Но с ним был Люцифер, и он поехал в одну сторону, а патрульный автомобиль повернул налево и двинулся в противоположном направлении.
В 13:20 того же дня, десять часов спустя после ухода убийцы, Джек Винкоу пошел навестить маму. У него был обычай заглядывать к ней каждый день примерно в это время. Она любила куриные наггетсы из «Макдоналдса», и он купил ей порцию. Он хотел сделать ей сюрприз.
Джек был фармацевтом, и его недавно уволили. В его машине забарахлил кондиционер, но утром он его починил. Дженни нравилось кататься в прохладной машине, и Джек подумал, что сегодня, после того как она съест наггетсы, он поедет с ней на прогулку.
Подойдя к входной двери, он заметил, что на окне нет сетки. Странно. Он огляделся и поискал ее, но не нашел. Он достал ключи, чтобы открыть дверь. Обычно дверь была заперта, и он не хотел заставлять маму вставать, но дверь оказалась открыта. Это тоже показалось ему странным, мать всегда держала дверь закрытой. Район Чепмен-стрит не самый спокойный, здесь часто случались взломы и кражи. Когда Джек вошел в квартиру матери, на полу гостиной он увидел сетку. На стенах были пятна крови, дом был перевернут вверх дном.
– Мама, ты здесь? Мам? – крикнул он в зловещей тишине. Ответа не последовало. С трепетом он направился к спальне Дженни, и его охватил страх. В спальне был полумрак. Дженни лежала, укрывшись одеялом. Он схватил его, поднял и увидел ужасную картину – зияющие непристойные раны, почти оторванную голову. Джек повернулся и выбежал из квартиры с криком: «Моя мать убита! Вызовите полицию!» Он пошел прямо к управляющим здания, супругам Лауи и Рене Тринке, постучал в их дверь, крича:
– Мою мать убили! Господи, пожалуйста, позвоните в полицию!

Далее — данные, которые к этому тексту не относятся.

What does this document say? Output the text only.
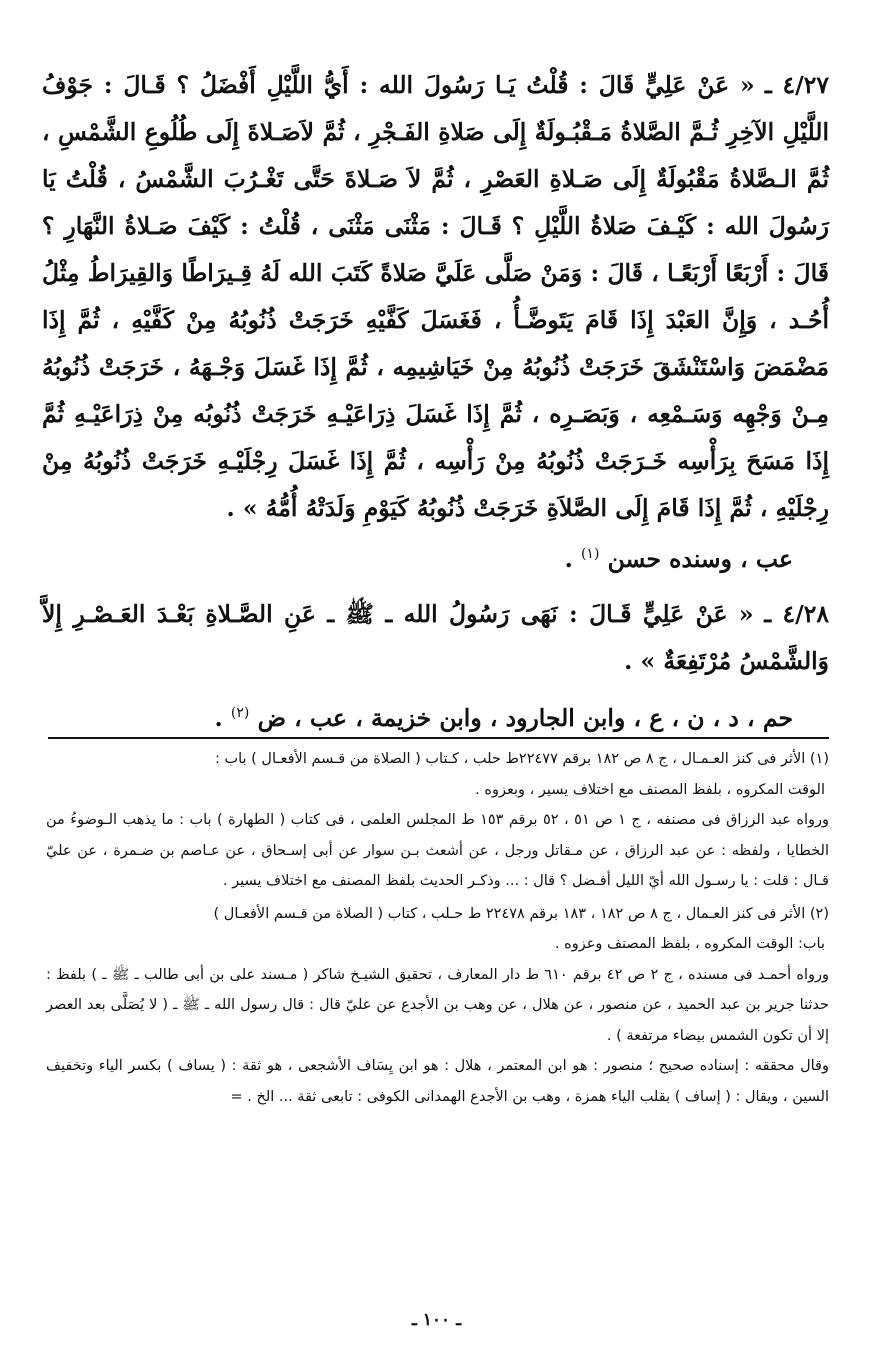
٤/٢٧ ـ « عَنْ عَلِيٍّ قَالَ : قُلْتُ يَـا رَسُولَ الله : أَيُّ اللَّيْلِ أَفْضَلُ ؟ قَـالَ : جَوْفُ اللَّيْلِ الآخِرِ ثُـمَّ الصَّلاةُ مَـقْبُـولَةٌ إِلَى صَلاةِ الفَـجْرِ ، ثُمَّ لاَصَـلاةَ إِلَى طُلُوعِ الشَّمْسِ ، ثُمَّ الـصَّلاةُ مَقْبُولَةٌ إِلَى صَـلاةِ العَصْرِ ، ثُمَّ لاَ صَـلاةَ حَتَّى تَغْـرُبَ الشَّمْسُ ، قُلْتُ يَا رَسُولَ الله : كَيْـفَ صَلاةُ اللَّيْلِ ؟ قَـالَ : مَثْنَى مَثْنَى ، قُلْتُ : كَيْفَ صَـلاةُ النَّهَارِ ؟قَالَ : أَرْبَعًا أَرْبَعًـا ، قَالَ : وَمَنْ صَلَّى عَلَيَّ صَلاةً كَتَبَ الله لَهُ قِـيرَاطًا وَالقِيرَاطُ مِثْلُ أُحُـد ، وَإِنَّ العَبْدَ إِذَا قَامَ يَتَوضَّـأُ ، فَغَسَلَ كَفَّيْهِ خَرَجَتْ ذُنُوبُهُ مِنْ كَفَّيْهِ ، ثُمَّ إِذَا مَضْمَضَ وَاسْتَنْشَقَ خَرَجَتْ ذُنُوبُهُ مِنْ خَيَاشِيمِه ، ثُمَّ إِذَا غَسَلَ وَجْـهَهُ ، خَرَجَتْ ذُنُوبُهُ مِـنْ وَجْهِه وَسَـمْعِه ، وَبَصَـرِه ، ثُمَّ إِذَا غَسَلَ ذِرَاعَيْـهِ خَرَجَتْ ذُنُوبُه مِنْ ذِرَاعَيْـهِ ثُمَّ إِذَا مَسَحَ بِرَأْسِه خَـرَجَتْ ذُنُوبُهُ مِنْ رَأْسِه ، ثُمَّ إِذَا غَسَلَ رِجْلَيْـهِ خَرَجَتْ ذُنُوبُهُ مِنْ رِجْلَيْهِ ، ثُمَّ إِذَا قَامَ إِلَى الصَّلاَةِ خَرَجَتْ ذُنُوبُهُ كَيَوْمِ وَلَدَتْهُ أُمُّهُ » .

عب ، وسنده حسن $^{(١)}$ .

٤/٢٨ ـ « عَنْ عَلِيٍّ قَـالَ : نَهَى رَسُولُ الله ـ ﷺ ـ عَنِ الصَّـلاةِ بَعْـدَ العَـصْـرِ إِلاَّ وَالشَّمْسُ مُرْتَفِعَةٌ » .

حم ، د ، ن ، ع ، وابن الجارود ، وابن خزيمة ، عب ، ض $^{(٢)}$ .

(١) الأثر فى كنز العـمـال ، ج ٨ ص ١٨٢ برقم ٢٢٤٧٧ط حلب ، كـتاب ( الصلاة من قـسم الأفعـال ) باب :

الوقت المكروه ، بلفظ المصنف مع اختلاف يسير ، وبعزوه .

ورواه عبد الرزاق فى مصنفه ، ج ١ ص ٥١ ، ٥٢ برقم ١٥٣ ط المجلس العلمى ، فى كتاب ( الطهارة ) باب : ما يذهب الـوضوءُ من الخطايا ، ولفظه : عن عبد الرزاق ، عن مـقاتل ورجل ، عن أشعث بـن سوار عن أبى إسـحاق ، عن عـاصم بن ضـمرة ، عن عليّ قـال : قلت : يا رسـول الله أيّ الليل أفـضل ؟ قال : ... وذكـر الحديث بلفظ المصنف مع اختلاف يسير .

(٢) الأثر فى كنز العـمال ، ج ٨ ص ١٨٢ ، ١٨٣ برقم ٢٢٤٧٨ ط حـلب ، كتاب ( الصلاة من قـسم الأفعـال )

باب: الوقت المكروه ، بلفظ المصنف وعزوه .

ورواه أحمـد فى مسنده ، ج ٢ ص ٤٢ برقم ٦١٠ ط دار المعارف ، تحقيق الشيـخ شاكر ( مـسند على بن أبى طالب ـ ﷺ ـ ) بلفظ : حدثنا جرير بن عبد الحميد ، عن منصور ، عن هلال ، عن وهب بن الأجدع عن عليّ قال : قال رسول الله ـ ﷺ ـ ( لا يُصَلَّى بعد العصر إلا أن تكون الشمس بيضاء مرتفعة ) .

وقال محققه : إسناده صحيح ؛ منصور : هو ابن المعتمر ، هلال : هو ابن يِسَاف الأشجعى ، هو ثقة : ( يساف ) بكسر الياء وتخفيف السين ، ويقال : ( إساف ) بقلب الياء همزة ، وهب بن الأجدع الهمدانى الكوفى : تابعى ثقة ... الخ . =

ـ ١٠٠ ـ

Рене поспешил к телефону и набрал 911. Джек подумал, что ему тоже лучше позвонить. Он подбежал к себе в квартиру, набрал 911 и произнес: «Кто-то убил мою мать, пожалуйста, приезжайте поскорее!» Он назвал адрес, и ему сказали, что машина уже выехала.

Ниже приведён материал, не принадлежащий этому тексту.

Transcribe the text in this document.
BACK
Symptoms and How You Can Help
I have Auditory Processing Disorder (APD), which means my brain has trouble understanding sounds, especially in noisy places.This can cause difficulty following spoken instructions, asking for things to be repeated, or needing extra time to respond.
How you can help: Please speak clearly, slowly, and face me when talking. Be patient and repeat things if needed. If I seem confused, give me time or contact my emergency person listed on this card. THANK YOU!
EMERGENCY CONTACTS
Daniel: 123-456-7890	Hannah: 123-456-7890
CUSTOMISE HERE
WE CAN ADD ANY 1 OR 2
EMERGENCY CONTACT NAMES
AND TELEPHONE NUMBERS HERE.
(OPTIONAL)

Он вернулся к фасаду здания, чтобы дождаться властей. Было 13:40, на улице стояла душная и жаркая погода. Слухи о том, что произошло убийство, распространились быстро, и собралась толпа. Джек нервно ходил взад-вперед, по его лицу текли слезы, он всхлипывал, убитый горем. Он вернулся в квартиру матери, открыл шторы, быстро огляделся, а потом снова вышел на улицу.
Первым полицейским на месте преступления был лейтенант Бастер Алтизер.
Он был начальником смены Северо-Восточного полицейского участка Лос-Анджелеса на Норд-Сан-Фернандо-роуд, когда по рации раздался звонок с кодом 187 – «убийство». Участок находился в четырех кварталах от Чепмен-стрит, и лейтенант Алтизер был на месте через несколько минут. Он припарковался у входа и неохотно вышел из прохладной машины на 35-градусную жару. Подошел к Джеку Винкоу.
– Полиция? – спросил тот.
– Так точно.
– Это я звонил, убили мою мать.
– Это вы нашли тело, сэр?
– Да… в ее квартире, в доме. Я вам покажу.